Cashiers at the Harold branch of Tesco Express are begging their manager to put an end to the practise that sees them forced to ask every single customer how they are.
“It’s horrible,” said one shell-shocked worker who asked to remain anonymous. “Everyone knows that when someone behind a till asks you that question you either ignore it or grunt out a one-word answer but not here. I don’t know what’s wrong with everyone, except I do, and in the most harrowing detail.”
“I deliberately say ‘Hi, how are you’ with less energy and interest than a dead hedgehog but it makes no difference,” said another employee who also refused to be named. “The floodgates open and the most dreadful tales of misfortune and sexual dysfunction come tumbling out.
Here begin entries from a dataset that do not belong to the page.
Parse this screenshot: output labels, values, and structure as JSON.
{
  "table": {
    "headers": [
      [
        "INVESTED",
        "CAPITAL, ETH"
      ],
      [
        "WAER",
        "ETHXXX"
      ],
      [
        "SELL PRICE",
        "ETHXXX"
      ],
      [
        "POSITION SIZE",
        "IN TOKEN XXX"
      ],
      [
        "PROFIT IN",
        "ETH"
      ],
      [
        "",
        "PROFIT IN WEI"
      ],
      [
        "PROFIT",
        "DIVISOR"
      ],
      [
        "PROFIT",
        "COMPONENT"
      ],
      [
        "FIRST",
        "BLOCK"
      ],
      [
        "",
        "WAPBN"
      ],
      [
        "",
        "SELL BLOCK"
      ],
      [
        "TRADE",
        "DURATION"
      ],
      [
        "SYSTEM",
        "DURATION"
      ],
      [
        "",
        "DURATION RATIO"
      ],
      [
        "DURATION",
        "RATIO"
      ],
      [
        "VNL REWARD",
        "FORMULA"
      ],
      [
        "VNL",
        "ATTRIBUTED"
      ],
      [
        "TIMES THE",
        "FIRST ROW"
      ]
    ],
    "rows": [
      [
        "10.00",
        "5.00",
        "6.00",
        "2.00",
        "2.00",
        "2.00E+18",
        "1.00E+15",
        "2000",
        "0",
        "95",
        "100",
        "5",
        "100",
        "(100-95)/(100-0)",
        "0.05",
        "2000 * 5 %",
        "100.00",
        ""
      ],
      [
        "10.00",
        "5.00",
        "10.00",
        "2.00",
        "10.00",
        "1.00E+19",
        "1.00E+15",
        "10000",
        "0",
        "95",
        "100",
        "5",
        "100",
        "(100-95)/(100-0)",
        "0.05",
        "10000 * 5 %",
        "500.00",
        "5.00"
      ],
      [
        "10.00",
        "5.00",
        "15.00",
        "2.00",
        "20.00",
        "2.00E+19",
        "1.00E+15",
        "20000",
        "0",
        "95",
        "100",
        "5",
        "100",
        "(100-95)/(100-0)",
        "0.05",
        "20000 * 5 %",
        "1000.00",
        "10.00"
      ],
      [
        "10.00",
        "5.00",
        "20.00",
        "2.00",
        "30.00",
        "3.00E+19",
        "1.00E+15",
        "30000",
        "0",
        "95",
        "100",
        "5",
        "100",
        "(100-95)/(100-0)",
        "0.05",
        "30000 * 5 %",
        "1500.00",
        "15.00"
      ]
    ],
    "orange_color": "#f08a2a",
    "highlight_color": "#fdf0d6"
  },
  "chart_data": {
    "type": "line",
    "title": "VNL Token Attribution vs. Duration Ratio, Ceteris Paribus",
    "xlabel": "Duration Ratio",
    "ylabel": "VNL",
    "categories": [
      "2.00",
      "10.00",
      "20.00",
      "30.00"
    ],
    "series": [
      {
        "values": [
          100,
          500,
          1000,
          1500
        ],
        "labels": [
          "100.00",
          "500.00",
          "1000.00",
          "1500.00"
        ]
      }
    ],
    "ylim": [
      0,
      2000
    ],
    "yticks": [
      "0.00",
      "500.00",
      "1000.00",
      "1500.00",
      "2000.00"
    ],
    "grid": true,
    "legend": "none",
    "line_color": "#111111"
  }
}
Sometimes I pretend I can’t scan something just to press the buzzer and get a ten second break from it while I talk to my supervisor about the price of waffles.”
Manager of Harold Tesco Express Paul Watts went on the record to deny that there was a problem.
“I’m very encouraged that villagers want to chat to us after all we are a local store and not some faceless monolith that barged into the community and deliberately undercut all the independent shops until Tesco reigned supreme. We’re not like that at all. Ha ha ha!”
When his slightly manic laughter had subsided the Evening Harold asked why his staff were afraid to be publicly named as critics of store policy and whether there was any truth to the rumour of ‘Tesco Police’ a heavily-armed paramilitary wing of the corporation who roam the country putting in planning applications on any piece of land larger than a shoebox and crushing workplace dissent.
“That’s ridiculous!” exclaimed Watts. “Just because one of every four pounds in the UK is spent at Tescos and we have unstoppably expanded both physically and in areas like banking and video-on-demand does not mean we’re taking over. There is nothing to fear from Tesco – it’s double-plus good.”